At the moment there is some troubling stuff in the ether about the new translation of the Mass, including an emotive but very wrong and rather wicked article in America magazine written by a rather senior American priest from Seattle, Monsignor Michael G. Ryan, aimed at inciting priests do stupid things.
Ryan somehow sees the new translation as a sign of the systematic “dismantling” of Vatican II’s Sacrosanctum Concilium. Such a charge is simply unsustainable from the text of Sacrosanctum Concilium, especially since it is obvious to anyone of goodwill that the new translation in fact aims at making the real richness of the content of the liturgy (the “people’s prayer”, if you will) actually MORE accessible to the people than the previous translation did.
Monsignor Ryan tries to substantiate the “dismantling” claim by referring to articles 36 and 40 of SC. I don’t see how that supports his claim, since those articles provide for Bishops Conferences to approve translations and submit them to the Holy See. Ryan presumes that the Holy See doesn’t have a role in this pastoral process, and that the proposed translations can’t be “ initiated, nitpicked and controlled by it”. Nothing in SC says that the Holy See shouldn’t exercise any initiative, and the fact that the Council said that the Holy See should have the final say on the translations is ignored by Ryan. What Ryan is doing is trying to suggest that the ecclesiology permeating the Council texts is somehow being dismantled by the wicked Pope and his minions.
As far as ecclesiology goes, I’ll be backing Ratzinger as an interpreter of the Council as a safer bet than Ryan, who has been rector of the cathedral in Seattle since 1988 and is probably therefore a protégé of Archbishop Hunthausen (in other words, there’s a bit of “baggage” there...)!
About the new texts themselves, Ryan feels that they are “not ready for our parishes.” Now notice this: not that “our parishes are not ready for the new texts”, but the other way around! Ecclesiology again. But it isn’t Vatican II ecclesiology that Ryan is espousing, so far as I can see because Vatican II ecclesiology would want the pastors to help their brothers and sisters to participate in the liturgy, not to leave them poorly catechised and languishing! “No, we’re comfortable as we are! Don’t disturb us!”
OK, so Monsignor Ryan and some others don’t like the style of language in the new translations. He makes that perfectly clear.
Fine. But Vatican II doesn’t give Ryan the call, it gives the Bishops' Conferences and the Holy See the call, and these have now pursued that part of their pastoral duty. What Rome, the Bishops' Conferences, and priests in parishes and cathedrals need to do is to cultivate an understanding of the prayers and the language that is being freshly presented by the Church.

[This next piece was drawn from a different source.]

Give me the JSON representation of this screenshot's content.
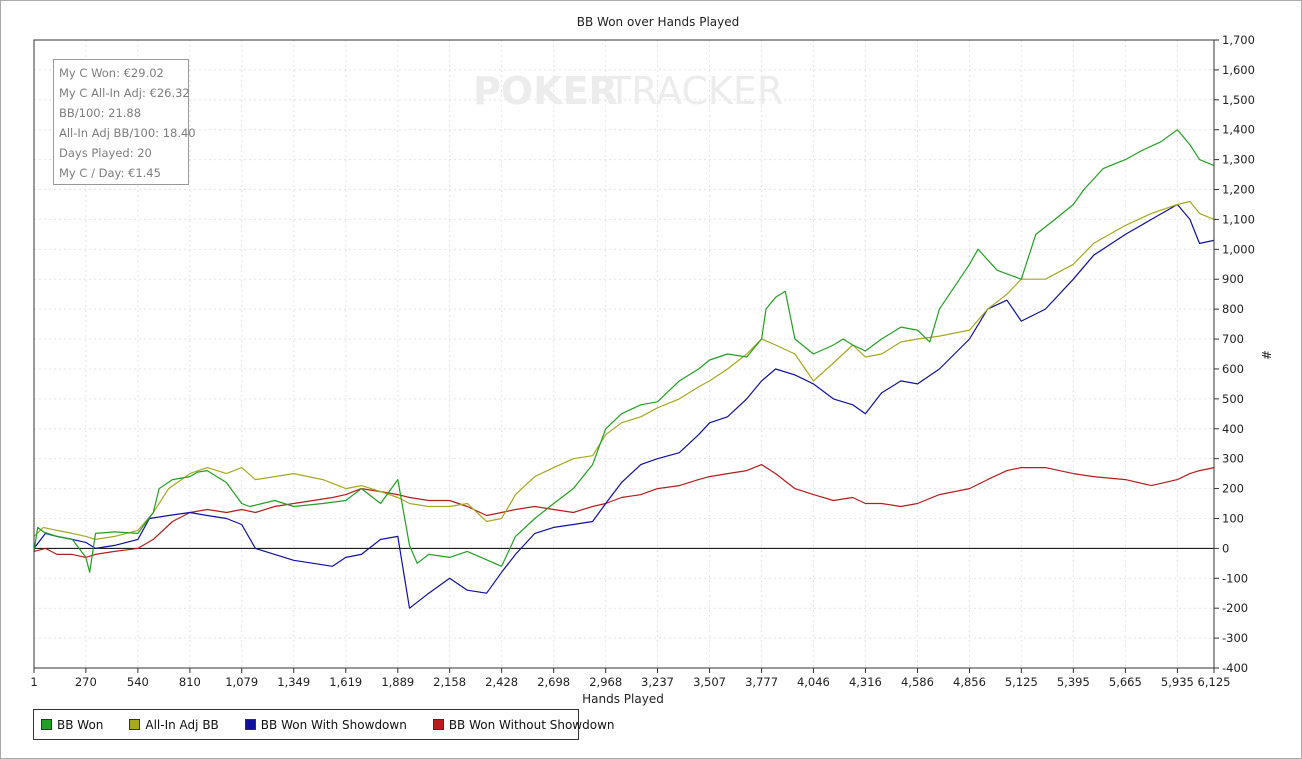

New wine in new skins – this should be a time of excitement and refreshment from the new texts: our ancient but ever-new Catholic faith heard with new joy and thoughtfulness. But sadly some priests of a certain age are too much fond of their present set of wine-skins.
And I find the language of Monsignor Ryan and his ilk (that American bishop Trautman is another) very, very patronising. He says that at a recent dinner conversation his friends’ reaction to the expression “incarnate of the Virgin Mary” was “somewhere between disbelief and indignation”. Absolutely no sign of comprehension that outside of Seattle, in Australia and elsewhere we’ve been using “incarnate” quite happily for decades. And no awareness of how laden with meaning “incarnate” is –not to mention that it is so obviously closer to both the Latin model text and the Greek creedal statements and all the beautiful theology and truths they rest on. Ryan and his dinner-party apparently want to deprive the dumb lay people of the language of the Christian faith. But Vatican II did not put the decision into the hands of a Seattle dinner-party, thank God.
Here’s a very pastoral statement for you: “what if we were to trust our best instincts and defend our people from this ill-conceived disruption of their prayer life?” What, people have to be defended against words of more than two syllables? Their prayer-life will be disrupted by rich scriptural allusions? I don’t think so!
I think what’s really bugging Monsignor Ryan and friends, (including some a little closer to home) is the prospect of having to grow a bit themselves, of having some of their prejudices challenged, and of having to be really pastoral, and having to explore more deeply the spirit of Vatican II.